Misattribution plagues the practice of law in the United States. Seasoned practitioners and legislators alike will often claim full credit for joint work and, in some cases, for the entirety of a junior associate’s writing. The powerful over-credit themselves on legislation, opinions, and other legal works to the detriment of junior staff and associates. The ingrained and expected practice of leveraging junior attorneys as ghost-writers is, to many, unethical. But it presents a distinct concern that others have yet to interrogate: misattribution disparately impacts underrepresented members of the legal profession…

§3 The Social Future of Academic Libraries

As a person with a pro-social disposition, I am intrigued by the promise of the text The Social Future of Academic Libraries: New Perspectives on Communities, Networks, and Engagement that I learned of, from this article Seven strategies to turn academic libraries into social organisations:

The service model for academic libraries has changed, but there is more work to do. This is not about the digital shift dominating the conversation in higher ed. It is about the important social shift happening in tandem, part of the larger turn towards participatory culture in the network society where, as the sociologist Manuel Castells defined it, “the key social structures and activities are organised around electronically processed information networks”.

Libraries have supported institutional initiatives in widening access, public engagement, academic entrepreneurship, lifewide learning and student well-being. They have become campus champions for open research and decolonising the curriculum. But to secure their future on campus they must switch from a transactional to a relational model of librarianship.

§4 One of only seven Black scholars to receive Information Science PhDs in her year

I didn’t expect a damning statistic that implicates the discipline of Library and Information Science in a WIRED article entitled, To Hold Tech Accountable, Look to Public Health but here it is:

In the 2010s, when Safiya Noble began investigating racism in search engine results, computer scientists had already been studying search engine algorithms for decades. It took another decade for Noble’s work to reach the mainstream through her book Algorithms of Oppression

Why did it take so long for the field to notice a problem affecting so many Americans? As one of only seven Black scholars to receive Information Science PhDs in her year, Noble was able to ask important questions that predominantly-white computing fields were unable to imagine.

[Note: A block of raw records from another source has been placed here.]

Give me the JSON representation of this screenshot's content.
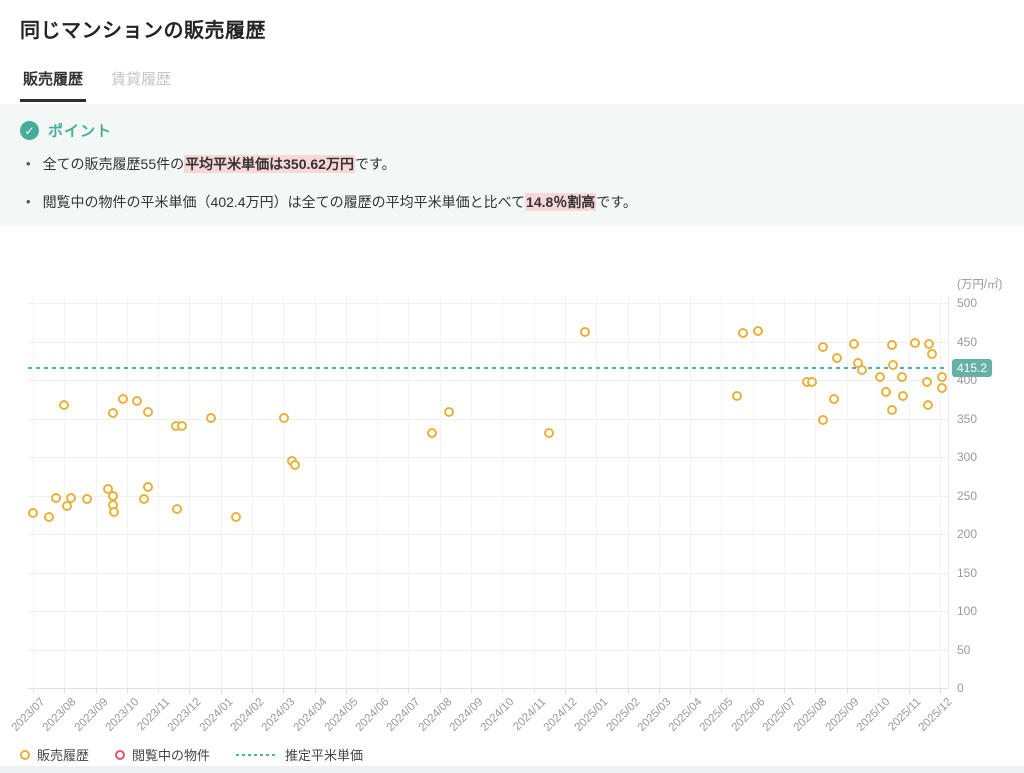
{
  "page": {
    "title": "同じマンションの販売履歴"
  },
  "tabs": [
    {
      "label": "販売履歴",
      "active": true
    },
    {
      "label": "賃貸履歴",
      "active": false
    }
  ],
  "point_section": {
    "heading": "ポイント",
    "check_icon": "check-circle",
    "bullets": [
      {
        "pre": "全ての販売履歴55件の",
        "highlight": "平均平米単価は350.62万円",
        "post": "です。"
      },
      {
        "pre": "閲覧中の物件の平米単価（402.4万円）は全ての履歴の平均平米単価と比べて",
        "highlight": "14.8％割高",
        "post": "です。"
      }
    ]
  },
  "chart_data": {
    "type": "scatter",
    "title": "",
    "unit_label": "(万円/㎡)",
    "ylim": [
      0,
      500
    ],
    "y_ticks": [
      500,
      450,
      400,
      350,
      300,
      250,
      200,
      150,
      100,
      50,
      0
    ],
    "grid": true,
    "legend_position": "bottom-left",
    "x_labels": [
      "2023/07",
      "2023/08",
      "2023/09",
      "2023/10",
      "2023/11",
      "2023/12",
      "2024/01",
      "2024/02",
      "2024/03",
      "2024/04",
      "2024/05",
      "2024/06",
      "2024/07",
      "2024/08",
      "2024/09",
      "2024/10",
      "2024/11",
      "2024/12",
      "2025/01",
      "2025/02",
      "2025/03",
      "2025/04",
      "2025/05",
      "2025/06",
      "2025/07",
      "2025/08",
      "2025/09",
      "2025/10",
      "2025/11",
      "2025/12"
    ],
    "average_line": {
      "value": 415.2,
      "label": "415.2",
      "color": "#4FB0A8"
    },
    "series": [
      {
        "name": "販売履歴",
        "color": "#E7B23C",
        "count": 55,
        "points": [
          [
            0.0,
            227
          ],
          [
            0.5,
            222
          ],
          [
            0.74,
            247
          ],
          [
            0.99,
            368
          ],
          [
            1.09,
            236
          ],
          [
            1.21,
            247
          ],
          [
            1.73,
            245
          ],
          [
            2.4,
            258
          ],
          [
            2.56,
            357
          ],
          [
            2.56,
            249
          ],
          [
            2.56,
            238
          ],
          [
            2.59,
            229
          ],
          [
            2.88,
            375
          ],
          [
            3.32,
            373
          ],
          [
            3.55,
            245
          ],
          [
            3.68,
            261
          ],
          [
            3.68,
            358
          ],
          [
            4.57,
            340
          ],
          [
            4.6,
            232
          ],
          [
            4.76,
            340
          ],
          [
            5.69,
            351
          ],
          [
            6.49,
            222
          ],
          [
            8.02,
            351
          ],
          [
            8.28,
            295
          ],
          [
            8.37,
            290
          ],
          [
            12.75,
            331
          ],
          [
            13.3,
            358
          ],
          [
            16.49,
            331
          ],
          [
            17.64,
            462
          ],
          [
            22.5,
            379
          ],
          [
            22.69,
            461
          ],
          [
            23.17,
            464
          ],
          [
            24.74,
            397
          ],
          [
            24.9,
            397
          ],
          [
            25.25,
            443
          ],
          [
            25.25,
            348
          ],
          [
            25.6,
            375
          ],
          [
            25.7,
            429
          ],
          [
            26.24,
            447
          ],
          [
            26.37,
            422
          ],
          [
            26.5,
            413
          ],
          [
            27.07,
            404
          ],
          [
            27.26,
            384
          ],
          [
            27.45,
            445
          ],
          [
            27.45,
            361
          ],
          [
            27.49,
            419
          ],
          [
            27.77,
            404
          ],
          [
            27.8,
            379
          ],
          [
            28.19,
            448
          ],
          [
            28.57,
            397
          ],
          [
            28.6,
            368
          ],
          [
            28.63,
            447
          ],
          [
            28.73,
            434
          ],
          [
            29.05,
            404
          ],
          [
            29.05,
            390
          ]
        ]
      },
      {
        "name": "閲覧中の物件",
        "color": "#E4526E",
        "points": []
      }
    ],
    "legend": [
      {
        "label": "販売履歴",
        "marker": "circle",
        "color": "#E7B23C"
      },
      {
        "label": "閲覧中の物件",
        "marker": "circle",
        "color": "#E4526E"
      },
      {
        "label": "推定平米単価",
        "marker": "dashed-line",
        "color": "#4FB0A8"
      }
    ]
  },
  "colors": {
    "accent_teal": "#47AC9A",
    "badge_teal": "#65B2A4",
    "highlight_pink": "#F8D7D9",
    "series_yellow": "#E7B23C",
    "series_red": "#E4526E",
    "section_bg": "#F3F7F6",
    "axis_text": "#999999"
  }
}
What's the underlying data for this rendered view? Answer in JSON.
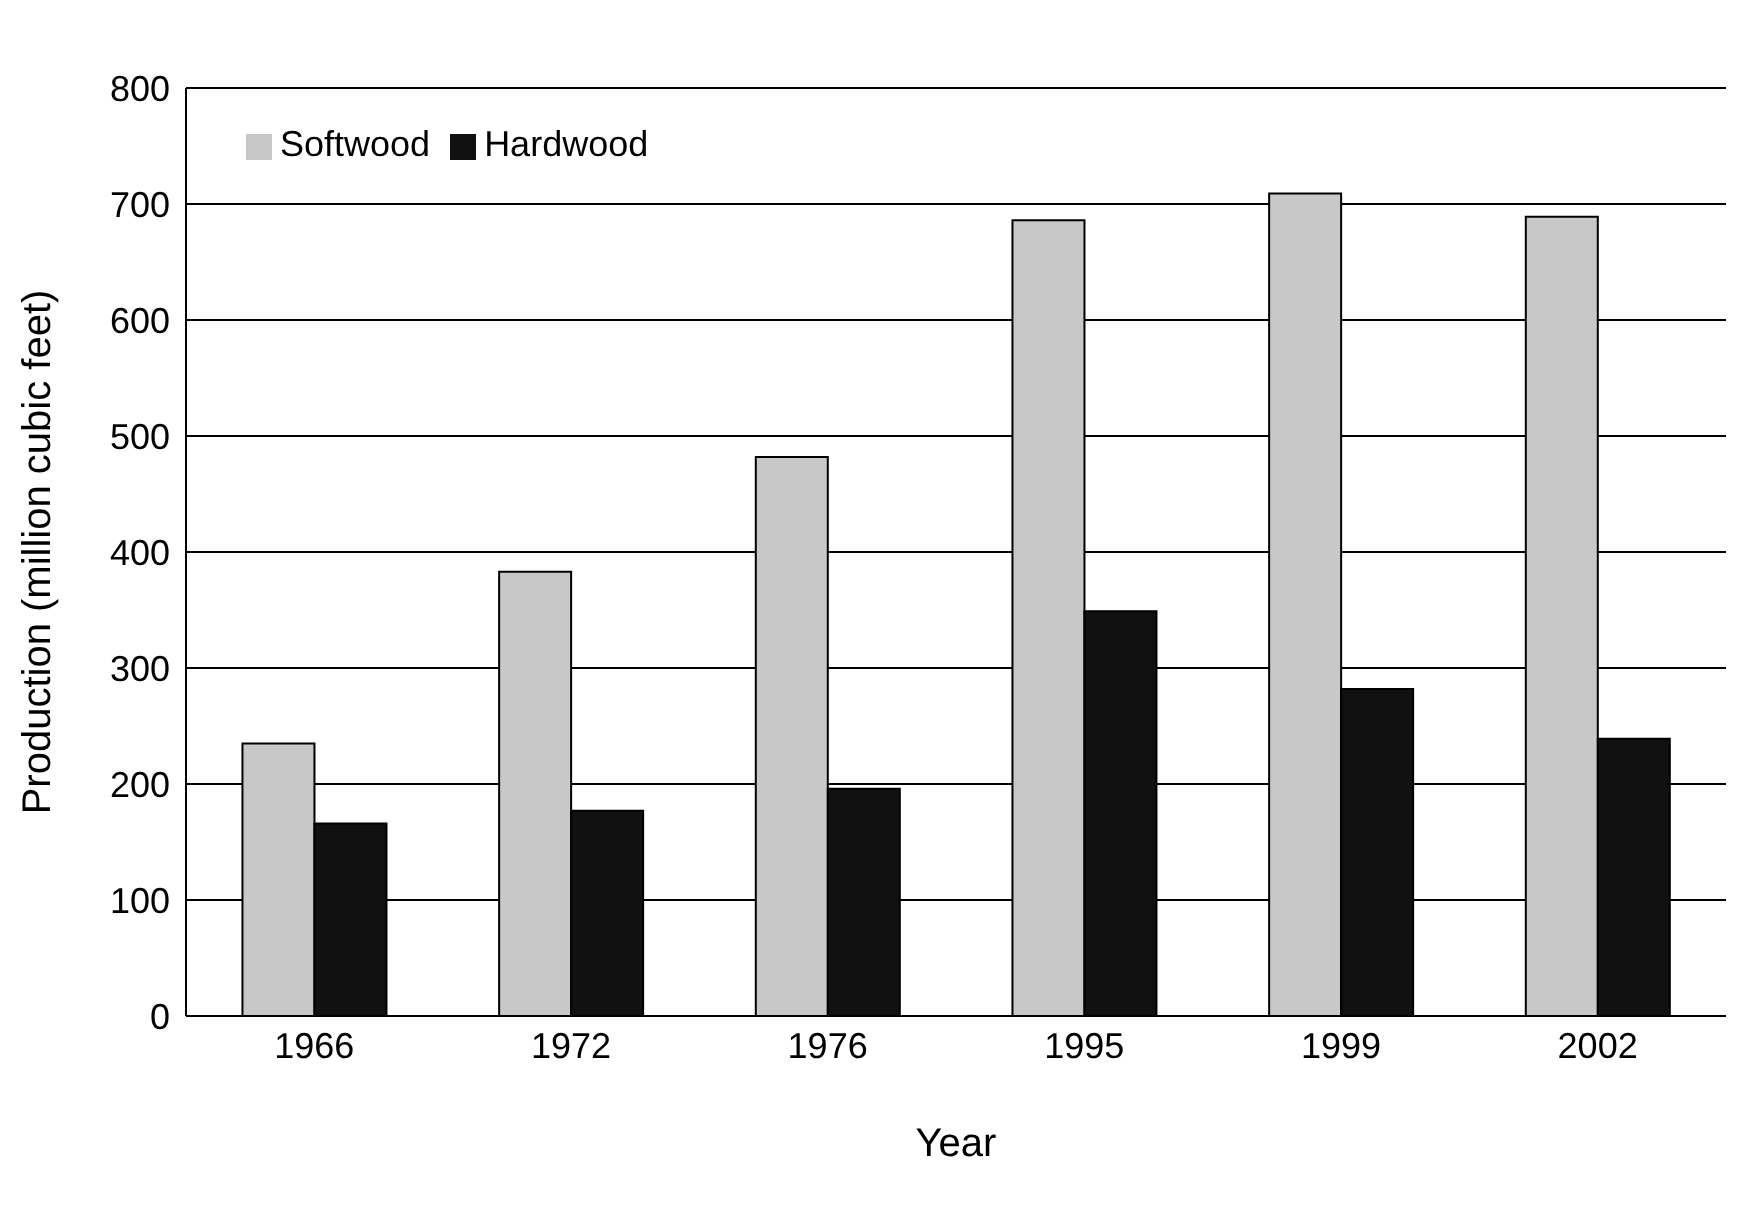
{
  "chart_data": {
    "type": "bar",
    "xlabel": "Year",
    "ylabel": "Production (million cubic feet)",
    "categories": [
      "1966",
      "1972",
      "1976",
      "1995",
      "1999",
      "2002"
    ],
    "series": [
      {
        "name": "Softwood",
        "color": "#c8c8c8",
        "values": [
          235,
          383,
          482,
          686,
          709,
          689
        ]
      },
      {
        "name": "Hardwood",
        "color": "#111111",
        "values": [
          166,
          177,
          196,
          349,
          282,
          239
        ]
      }
    ],
    "ylim": [
      0,
      800
    ],
    "yticks": [
      0,
      100,
      200,
      300,
      400,
      500,
      600,
      700,
      800
    ],
    "grid": "y",
    "legend": "top left"
  }
}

Stories like Noble’s are too rare in civil society, journalism, and academia, despite the public stories our institutions tell about progress on diversity. For example, universities with lower student diversity are more likely to put students of color on their websites and brochures. But you can’t fake it till you make it; cosmetic diversity turns out to influence white college hopefuls but not Black applicants. (Note, for instance, that in the decade since Noble completed her degree, the percentage of PhDs awarded to Black candidates by Information Science programs has not changed).